ARBITRATION AS THE PREFERRED DISPUTE RESOLUTION MECHANISM FOR DERIVATIVE CONTRACTS
In recent years, international arbitration is increasingly recognised as the preferred dispute resolution mechanism for cross-border derivative transactions, particularly those involving parties from emerging markets. The key reasons for the increasing popularity of arbitration include the growing diversity of counterparties and jurisdictions involved in derivatives trading, worldwide enforceability of arbitral awards against assets located in 150 countries, access to neutral and specialist decision-makers, and confidentiality requirements.
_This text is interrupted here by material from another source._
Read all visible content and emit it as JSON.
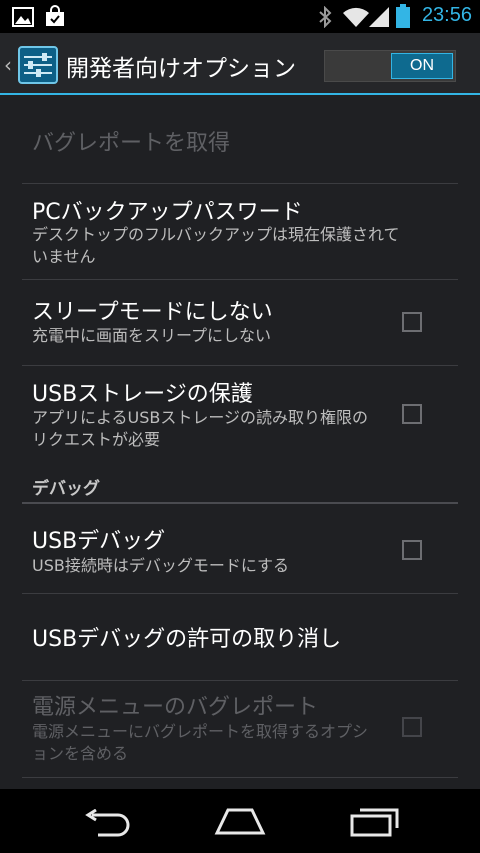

Due to the complexities and considerable risks associated with derivative transactions and the customers’ varying degrees of financial sophistication, there is potential for legal uncertainty and propensity for disputes. Common types of claims or defences raised by customers in derivative transactions include contentions that (i) they did not have the capacity to enter into the transactions; (ii) the transaction documents are inaccurate or incomplete; (iii) the valuation of the derivative position is wrong; (iv) the financial institution mis-sold the financial products to the customer; (v) the financial institution has breached a duty of care owed to the customer; (vi) the financial institution made a misrepresentation inducing the customer to enter into the transactions; and (vii) the transactions are invalid or unenforceable under the alleged mandatory provisions of the law of the place of the customer.